Das rettet Eva das Leben, denn ihr Zug war als letzter Transport komplett zur Vergasung vorgesehen. Doch nun beginnen die sogenannten Todesmärsche. Zu den Risiken einer Flucht, stellen kleine Kinder ein enormes Hindernis dar.

Eva verbleibt mit ihrer Mutter im KZ Auschwitz, wie auch mehrere tausend andere Häftlinge, die für einen Todesmarsch zu entkräftet waren. Am 27. Januar 1945 werden Eva, ihr Mutter und mehr als 7.300 weitere Häftlinge von der Roten Armee im KZ-Auschwitz befreit. Viele Zurückgebliebene starben dennoch in den kommenden Wochen und Monaten an den Folgen der unmenschlichen Haftbedingungen, dem Hunger und den Krankheiten.

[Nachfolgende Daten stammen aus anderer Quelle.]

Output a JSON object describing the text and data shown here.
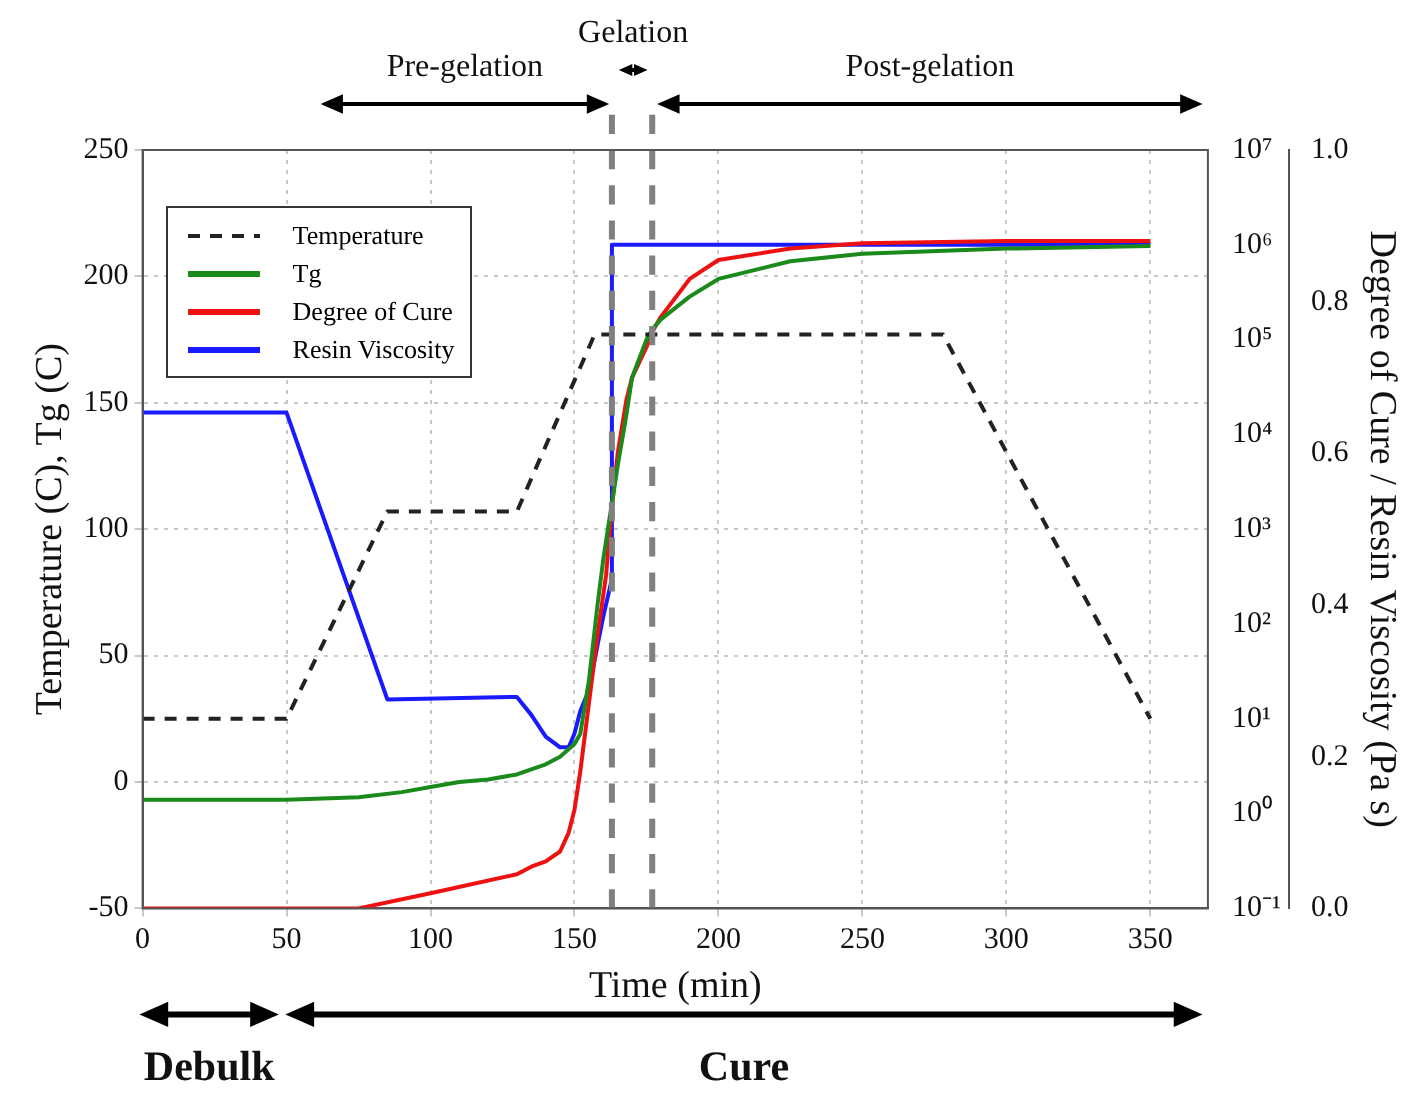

»Vergessen Sie das Kind, es wird nicht leben!«, sagte ein Arzt zu Evas Mutter, die wieder schwanger war. Doch Evas Mutter beschließt kurzerhand im KZ »wohnen« zu bleiben. Erst nach Kriegsende und der Geburt von Nora im April 1945 kann sie ihre Energien bündeln. Mit dem Säugling im Arm und dem Kleinkind an der Hand reist sie in die Heimat und nimmt auch den 6jährigen elternlosen Nachbarjungen Tommy mit. Zu Hause angekommen bedurfte die geschwächte Eva starker Fürsorge, während sie begreift, dass keiner ihrer Familie überlebt hat. Eva beschreibt, diese Verantwortung für die beiden Kinder als Kraft der Mutter, die sie aufrecht hielt, um durchzuhalten.

Nach dem Abitur studiert Eva in Bratislava Medizin und verlässt danach mit dem Examen in der Hand ihre Mutter in das »Land der Täter«. Die Nummer auf dem Arm ist für Eva kein Stigma. Sie hatte diese immer als ein besonders persönliches Merkmal angesehen und angenommen.

Erst seit dem Alter von 70 Jahren bezeichnet sie sich selbst als »Holocaust-Überlebende« und trauert darüber, diese Schwelle nicht frühzeitig genug erkannt zu haben, um mit ihrer Mutter über all das Leid zu sprechen. Aber, so sagt sie, wahrscheinlich waren eben die Ereignisse so traumatisch, dass sie der Mutter, im wahrsten Sinne des Wortes, die »Sprache verschlagen« hatten.

Eva Umlauf reflektiert im Vortrag ihre Erlebnisse als Überlende von Auschwitz und berichtet aus ihren Aufarbeitungen als Kind und Erwachsene, den Begegnungen mit Anderen und anderen Überlebenden. Beim Gespräch und dem ständigen Abgleichen behält sie stetig ein inneres Auge darauf gerichtet, wie sich Vertrauen wieder aufbaut und wie viel Zeit es braucht, damit sich zu einem geeigneten Moment die Sprache schließlich wieder »normalisiert«.